Owned media—the idea that an organisation could become its own publisher—is a new idea, maybe 15 years, since social media became an actual thing. And so the people who have grown into these roles have not had a well worn career path. Some have grown up from social media management roles. Some have been given responsibility for digital media after spending a career in earned media (PR). Marketing directors have been handed owned media, and been made responsible for digital channels.

Each of these routes will influence how you see your owned channels working for you.

Earned, owned, paid. They have different mental frameworks

If you came up from marketing (paid), you are looking to drive prospects down your funnel, give them reasons to click, provide product value.

If you came up from PR and communications (earned), you want your audience to understand your story, to engage with how impactful the organisation and its products are. You want what goes out on your social feed to end up in the mainstream media.

If you came up from digital (owned), you are content first. Give the audience value that relates to them, how they do their jobs, how they see the world. Give them something that they will share, append to their own personal brands, something that makes them look and feel smart and informed. Value first, organisation and brand second, product last.

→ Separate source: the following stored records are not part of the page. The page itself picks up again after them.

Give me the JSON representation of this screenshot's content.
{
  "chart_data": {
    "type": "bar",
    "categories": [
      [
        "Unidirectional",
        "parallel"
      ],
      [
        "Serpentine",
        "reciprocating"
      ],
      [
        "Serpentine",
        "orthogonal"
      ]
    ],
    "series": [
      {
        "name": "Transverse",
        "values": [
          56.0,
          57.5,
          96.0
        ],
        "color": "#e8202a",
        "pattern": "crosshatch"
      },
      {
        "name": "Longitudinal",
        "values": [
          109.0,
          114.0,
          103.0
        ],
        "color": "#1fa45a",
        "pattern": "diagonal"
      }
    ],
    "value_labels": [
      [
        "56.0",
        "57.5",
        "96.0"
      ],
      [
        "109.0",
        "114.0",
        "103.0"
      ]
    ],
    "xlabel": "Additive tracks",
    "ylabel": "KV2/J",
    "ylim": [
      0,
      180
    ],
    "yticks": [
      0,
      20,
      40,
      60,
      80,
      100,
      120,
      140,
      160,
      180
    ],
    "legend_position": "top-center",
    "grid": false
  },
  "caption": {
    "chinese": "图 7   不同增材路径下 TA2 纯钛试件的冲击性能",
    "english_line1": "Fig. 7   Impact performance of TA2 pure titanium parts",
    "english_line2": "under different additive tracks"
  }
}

Are your digital priorities shaped by your professional background?


INDUSTRY REPORT

Do you have social media managers on your team? They are reading this report.



3 Stories

  • Brand safety is a big deal. X apparently doesn't think so. And Apple chief Tim Cook is worried by that.
  • Interesting job alert: The New York Times is advertising for a Newsroom Generative AI lead, "a senior editor to lead the newsroom’s efforts to ambitiously and responsibly make use of generative artificial intelligence.... they will shape the vision for how we approach this technology and will serve as the newsroom's leading voice on its opportunity as well as its limits and risks.?
  • When confronted with a cookie alert, do you "accept all"? I generally do. As Charlie Warzel reports in this piece, our privacy is what the internet eats to live. Part of a guide to privacy by The Atlantic.